I’m building a 10gal vert and I’m using a piece of Plexiglas for the lower half, but the silicon peals right off the Plexiglas as soon as it dries I have even tried to sand the edges that the Plexiglas the silicone comes into contact with…no luck. The silicone sticks to the tank plastic fine just not the Plexiglas. Any help? 

Anyone know if its safe to use gorilla glue?


----------



## Conman3880 (Jul 8, 2007)

Silicone actually _doesnt_ stick to plexiglass. Or plastic.
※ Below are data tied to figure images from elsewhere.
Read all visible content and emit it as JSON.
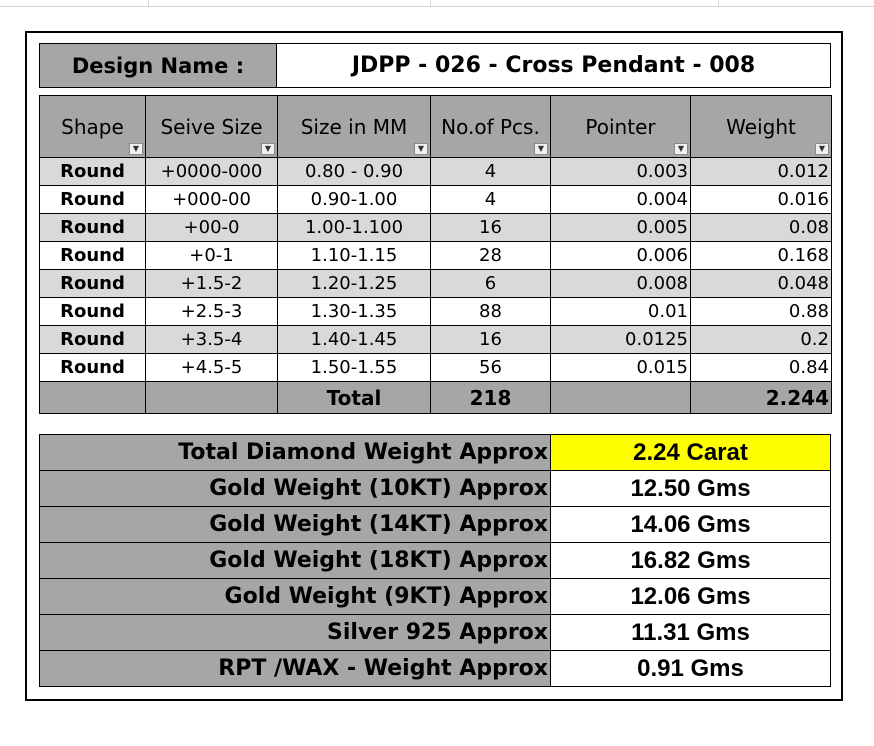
{
  "design": {
    "label": "Design Name :",
    "value": "JDPP - 026 - Cross Pendant - 008"
  },
  "table": {
    "headers": [
      "Shape",
      "Seive Size",
      "Size in MM",
      "No.of Pcs.",
      "Pointer",
      "Weight"
    ],
    "rows": [
      {
        "shape": "Round",
        "sieve": "+0000-000",
        "mm": "0.80 - 0.90",
        "pcs": "4",
        "pointer": "0.003",
        "weight": "0.012"
      },
      {
        "shape": "Round",
        "sieve": "+000-00",
        "mm": "0.90-1.00",
        "pcs": "4",
        "pointer": "0.004",
        "weight": "0.016"
      },
      {
        "shape": "Round",
        "sieve": "+00-0",
        "mm": "1.00-1.100",
        "pcs": "16",
        "pointer": "0.005",
        "weight": "0.08"
      },
      {
        "shape": "Round",
        "sieve": "+0-1",
        "mm": "1.10-1.15",
        "pcs": "28",
        "pointer": "0.006",
        "weight": "0.168"
      },
      {
        "shape": "Round",
        "sieve": "+1.5-2",
        "mm": "1.20-1.25",
        "pcs": "6",
        "pointer": "0.008",
        "weight": "0.048"
      },
      {
        "shape": "Round",
        "sieve": "+2.5-3",
        "mm": "1.30-1.35",
        "pcs": "88",
        "pointer": "0.01",
        "weight": "0.88"
      },
      {
        "shape": "Round",
        "sieve": "+3.5-4",
        "mm": "1.40-1.45",
        "pcs": "16",
        "pointer": "0.0125",
        "weight": "0.2"
      },
      {
        "shape": "Round",
        "sieve": "+4.5-5",
        "mm": "1.50-1.55",
        "pcs": "56",
        "pointer": "0.015",
        "weight": "0.84"
      }
    ],
    "total": {
      "label": "Total",
      "pcs": "218",
      "weight": "2.244"
    }
  },
  "summary": [
    {
      "label": "Total Diamond Weight Approx",
      "value": "2.24 Carat"
    },
    {
      "label": "Gold Weight (10KT) Approx",
      "value": "12.50 Gms"
    },
    {
      "label": "Gold Weight (14KT) Approx",
      "value": "14.06 Gms"
    },
    {
      "label": "Gold Weight (18KT) Approx",
      "value": "16.82 Gms"
    },
    {
      "label": "Gold Weight (9KT) Approx",
      "value": "12.06 Gms"
    },
    {
      "label": "Silver 925 Approx",
      "value": "11.31 Gms"
    },
    {
      "label": "RPT /WAX - Weight Approx",
      "value": "0.91 Gms"
    }
  ],
  "icons": {
    "filter": "dropdown-arrow-icon",
    "filter_active": "filter-funnel-icon"
  },
  "colors": {
    "header_gray": "#a6a6a6",
    "band_gray": "#d9d9d9",
    "highlight": "#ffff00"
  }
}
Any silicone that is holding plastic together will eventually fail... I lesson that I learned the hard way =P

If you're putting together a plastic tank, you should use Weld-on


----------



## defaced (May 23, 2005)

Gorilla Glue is akin to great stuff except it doesn't expand nearly as much. I've used it before in a tank.

For what you're trying to do (a plastic-plastic joint), you're better off looking for something like weld-on which is a solvent based welding cement.


----------



## iljjlm (Mar 5, 2006)

You know that is what I thought, but when I was grabbing some plexiglass at HD the other day they were selling silicone above the section that said it was for acrylic. Didn't buy it, because I use Weld-On, but wonder what the difference is between that 100% silicone and Dap or GEI/II 100%silicone.
-Dave


----------



## Homer (Feb 15, 2004)

I've used 100% silicone to attach items to acrylic, and it's still there 6 years later. I have always wiped down the area with denatured alcohol first; some use sandpaper as well. I'd always test on an inconspicuous area.

Your mileage may vary, and there are different formulations of "plexiglas" (PLEXIGLAS is supposed to be a registered trademark indicating clear acrylic sheeting from a particular company, but many use it generically as any clear plastic sheet).


----------